Beginner in both rust and async programming here.
I have a function that downloads and stores a bunch of tweets in the database:
pub async fn process_user_timeline(config: &Settings, pool: &PgPool, user_object: &Value) {
// get timeline
if let Ok((user_timeline, _)) =
get_user_timeline(config, user_object["id"].as_str().unwrap()).await
{
// store tweets
if let Some(tweets) = user_timeline["data"].as_array() {
for tweet in tweets.iter() {
store_tweet(pool, &tweet, &user_timeline, "normal")
.await
.unwrap_or_else(|e| {
println!(
">>>X>>> failed to store tweet {}: {:?}",
tweet["id"].as_str().unwrap(),
e
)
});
}
}
}
}
It's being called in an asynchronous loop by another function:
pub async fn loop_until_hit_rate_limit<'a, T, Fut>(
object_arr: &'a [T],
settings: &'a Settings,
pool: &'a PgPool,
f: impl Fn(&'a Settings, &'a PgPool, &'a T) -> Fut + Copy,
rate_limit: usize,
) where
Fut: Future,
{
let total = object_arr.len();
let capped_total = min(total, rate_limit);
let mut futs = vec![];
for (i, object) in object_arr[..capped_total].iter().enumerate() {
futs.push(async move {
println!(">>> PROCESSING {}/{}", i + 1, total);
f(settings, pool, object).await;
});
}
futures::future::join_all(futs).await;
}
Sometimes two async tasks will try to insert the same tweet at the same time, producing this error:
failed to store tweet 1398307091442409475: Database(PgDatabaseError { severity: Error, code: "23505", message: "duplicate key value violates unique constraint \"tweets_tweet_id_key\"", detail: Some("Key (tweet_id)=(1398307091442409475) already exists."), hint: None, position: None, where: None, schema: Some("public"), table: Some("tweets"), column: None, data_type: None, constraint: Some("tweets_tweet_id_key"), file: Some("nbtinsert.c"), line: Some(656), routine: Some("_bt_check_unique") })
Mind the code already checks for whether a tweet is present before inserting it, so this only happens in the following scenario: READ from task 1 > READ from task 2 > WRITE from task 1 (success) > WRITE from task 2 (error).
To solve this, my best attempt so far has been to place an unwrap_or_else()
clause which lets one of the tasks fail without panicking out of the entire execution. I am aware of at least one drawback - sometimes both tasks will bail out and the tweet never gets written. It happens in <1% of cases, but it happens.
Are there other drawbacks to my approach I'm not aware of?

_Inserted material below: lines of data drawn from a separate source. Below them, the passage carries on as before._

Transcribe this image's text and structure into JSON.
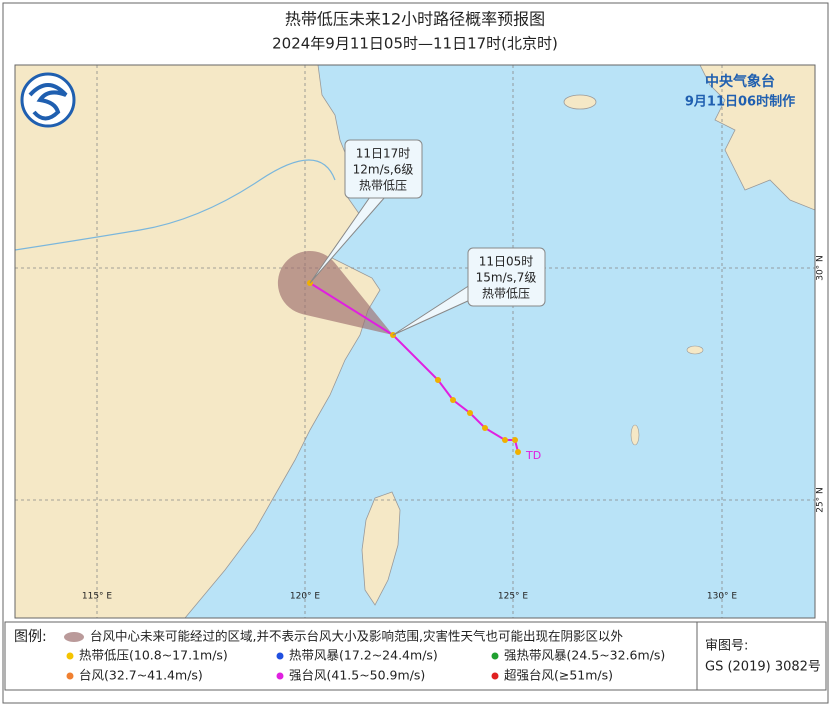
{
  "header": {
    "title": "热带低压未来12小时路径概率预报图",
    "subtitle": "2024年9月11日05时—11日17时(北京时)"
  },
  "map": {
    "agency": "中央气象台",
    "issued": "9月11日06时制作",
    "lon_labels": [
      "115° E",
      "120° E",
      "125° E",
      "130° E"
    ],
    "lat_labels": [
      "30° N",
      "25° N"
    ],
    "callouts": [
      {
        "time": "11日17时",
        "wind": "12m/s,6级",
        "level": "热带低压"
      },
      {
        "time": "11日05时",
        "wind": "15m/s,7级",
        "level": "热带低压"
      }
    ],
    "storm_label": "TD"
  },
  "legend": {
    "title": "图例:",
    "cone": "台风中心未来可能经过的区域,并不表示台风大小及影响范围,灾害性天气也可能出现在阴影区以外",
    "items": [
      {
        "label": "热带低压(10.8~17.1m/s)",
        "color": "#f5c400"
      },
      {
        "label": "热带风暴(17.2~24.4m/s)",
        "color": "#2050e0"
      },
      {
        "label": "强热带风暴(24.5~32.6m/s)",
        "color": "#20a030"
      },
      {
        "label": "台风(32.7~41.4m/s)",
        "color": "#f08030"
      },
      {
        "label": "强台风(41.5~50.9m/s)",
        "color": "#e020e0"
      },
      {
        "label": "超强台风(≥51m/s)",
        "color": "#e02020"
      }
    ]
  },
  "approval": {
    "label": "审图号:",
    "number": "GS (2019) 3082号"
  }
}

What's the right way to handle this? I hate losing data, and even worse doing so non-deterministically.
PS I'm using actix web
and sqlx
as my webserver / db libraries.
Generally for anything that may be written by multiple threads/processes, any logic like
if (!exists) {
writeValue()
}
needs to either be protected by some kind of lock, or the code needs to be changed to write atomically with the possibility the write will fail because something else already wrote to it.
For in-memory data in Rust you'd use Mutex
to ensure that you can read and then write the data back before anything else reads it, or Atomic
to modify the data in such a way that if something already wrote it, you can detect that.

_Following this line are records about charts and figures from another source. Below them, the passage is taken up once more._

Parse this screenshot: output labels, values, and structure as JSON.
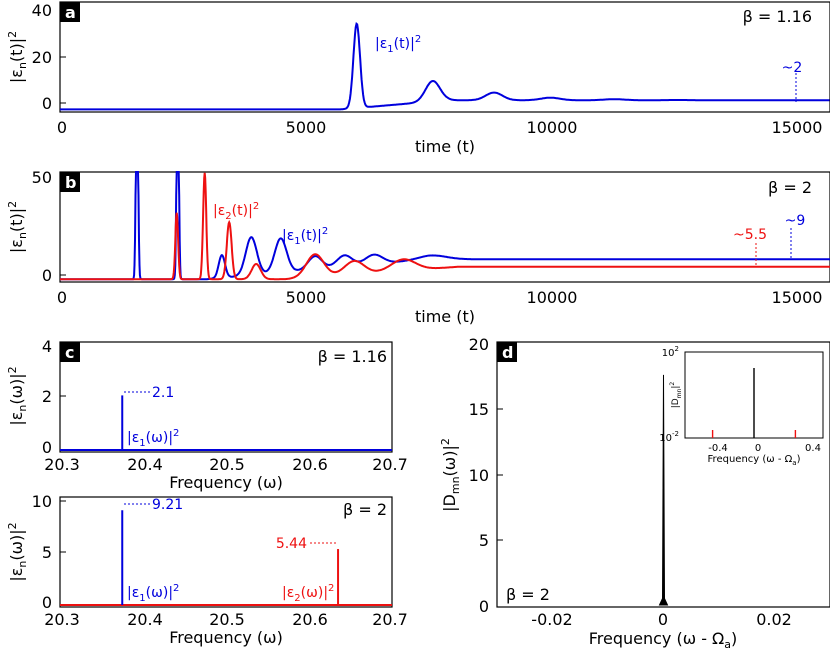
{
  "colors": {
    "series1": "#0000dd",
    "series2": "#ee1111",
    "black": "#000000"
  },
  "chart_data": [
    {
      "panel": "a",
      "type": "line",
      "xlabel": "time (t)",
      "ylabel": "|εn(t)|2",
      "xlim": [
        0,
        15700
      ],
      "ylim": [
        -3,
        40
      ],
      "xticks": [
        "0",
        "5000",
        "10000",
        "15000"
      ],
      "yticks": [
        "0",
        "20",
        "40"
      ],
      "beta_label": "β = 1.16",
      "series": [
        {
          "name": "|ε1(t)|2",
          "color": "#0000dd",
          "peaks": [
            [
              6050,
              33
            ],
            [
              7600,
              10
            ],
            [
              8850,
              5
            ],
            [
              10000,
              3
            ],
            [
              11300,
              2.4
            ],
            [
              12600,
              2.1
            ],
            [
              13900,
              2.0
            ],
            [
              15100,
              2.0
            ]
          ],
          "rise_start": 5700,
          "baseline": -2,
          "final": 2
        }
      ],
      "annotations": [
        {
          "text": "|ε1(t)|2",
          "x": 6250,
          "y": 28
        },
        {
          "text": "~2",
          "x": 15000,
          "y": 2
        }
      ]
    },
    {
      "panel": "b",
      "type": "line",
      "xlabel": "time (t)",
      "ylabel": "|εn(t)|2",
      "xlim": [
        0,
        15700
      ],
      "ylim": [
        -3,
        55
      ],
      "xticks": [
        "0",
        "5000",
        "10000",
        "15000"
      ],
      "yticks": [
        "0",
        "50"
      ],
      "beta_label": "β = 2",
      "series": [
        {
          "name": "|ε1(t)|2",
          "color": "#0000dd"
        },
        {
          "name": "|ε2(t)|2",
          "color": "#ee1111"
        }
      ],
      "annotations": [
        {
          "text": "|ε2(t)|2"
        },
        {
          "text": "|ε1(t)|2"
        },
        {
          "text": "~5.5",
          "x": 14000,
          "y": 5.5
        },
        {
          "text": "~9",
          "x": 14700,
          "y": 9
        }
      ]
    },
    {
      "panel": "c",
      "type": "line",
      "xlabel": "Frequency (ω)",
      "ylabel": "|εn(ω)|2",
      "xlim": [
        20.3,
        20.7
      ],
      "ylim": [
        0,
        4
      ],
      "xticks": [
        "20.3",
        "20.4",
        "20.5",
        "20.6",
        "20.7"
      ],
      "yticks": [
        "0",
        "2",
        "4"
      ],
      "beta_label": "β = 1.16",
      "series": [
        {
          "name": "|ε1(ω)|2",
          "color": "#0000dd",
          "x": [
            20.375
          ],
          "values": [
            2.1
          ]
        }
      ],
      "annotations": [
        {
          "text": "2.1"
        },
        {
          "text": "|ε1(ω)|2"
        }
      ]
    },
    {
      "panel": "c2",
      "type": "line",
      "xlabel": "Frequency (ω)",
      "ylabel": "|εn(ω)|2",
      "xlim": [
        20.3,
        20.7
      ],
      "ylim": [
        0,
        10.5
      ],
      "xticks": [
        "20.3",
        "20.4",
        "20.5",
        "20.6",
        "20.7"
      ],
      "yticks": [
        "0",
        "5",
        "10"
      ],
      "beta_label": "β = 2",
      "series": [
        {
          "name": "|ε1(ω)|2",
          "color": "#0000dd",
          "x": [
            20.375
          ],
          "values": [
            9.21
          ]
        },
        {
          "name": "|ε2(ω)|2",
          "color": "#ee1111",
          "x": [
            20.635
          ],
          "values": [
            5.44
          ]
        }
      ],
      "annotations": [
        {
          "text": "9.21"
        },
        {
          "text": "5.44"
        },
        {
          "text": "|ε1(ω)|2"
        },
        {
          "text": "|ε2(ω)|2"
        }
      ]
    },
    {
      "panel": "d",
      "type": "line",
      "xlabel": "Frequency (ω - Ωa)",
      "ylabel": "|Dmn(ω)|2",
      "xlim": [
        -0.03,
        0.03
      ],
      "ylim": [
        0,
        20
      ],
      "xticks": [
        "-0.02",
        "0",
        "0.02"
      ],
      "yticks": [
        "0",
        "5",
        "10",
        "15",
        "20"
      ],
      "beta_label": "β = 2",
      "series": [
        {
          "name": "|Dmn|2",
          "color": "#000000",
          "x": [
            0
          ],
          "values": [
            17.5
          ]
        }
      ],
      "inset": {
        "xlabel": "Frequency (ω - Ωa)",
        "ylabel": "|Dmn|2",
        "xlim": [
          -0.45,
          0.45
        ],
        "yscale": "log",
        "xticks": [
          "-0.4",
          "0",
          "0.4"
        ],
        "ytick_base": "10",
        "ytick_exps": [
          "2",
          "-2"
        ],
        "lines": [
          {
            "x": -0.27,
            "color": "#ee1111"
          },
          {
            "x": 0,
            "color": "#000000"
          },
          {
            "x": 0.27,
            "color": "#ee1111"
          }
        ]
      }
    }
  ]
}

In databases, for any query that might conflict with some other query happening around the same time, you'd want to use an ON CONFLICT
clause in your query so that the database itself knows what to do when it tries to write data and it already exists.
For your case since I'm guessing the tweets are immutable, you'd likely want to do ON CONFLICT tweet_id DO NOTHING
(or whatever your ID column is), in which case the INSERT
will skip inserting if there is already a tweet with the ID you are inserting, and it won't throw an error.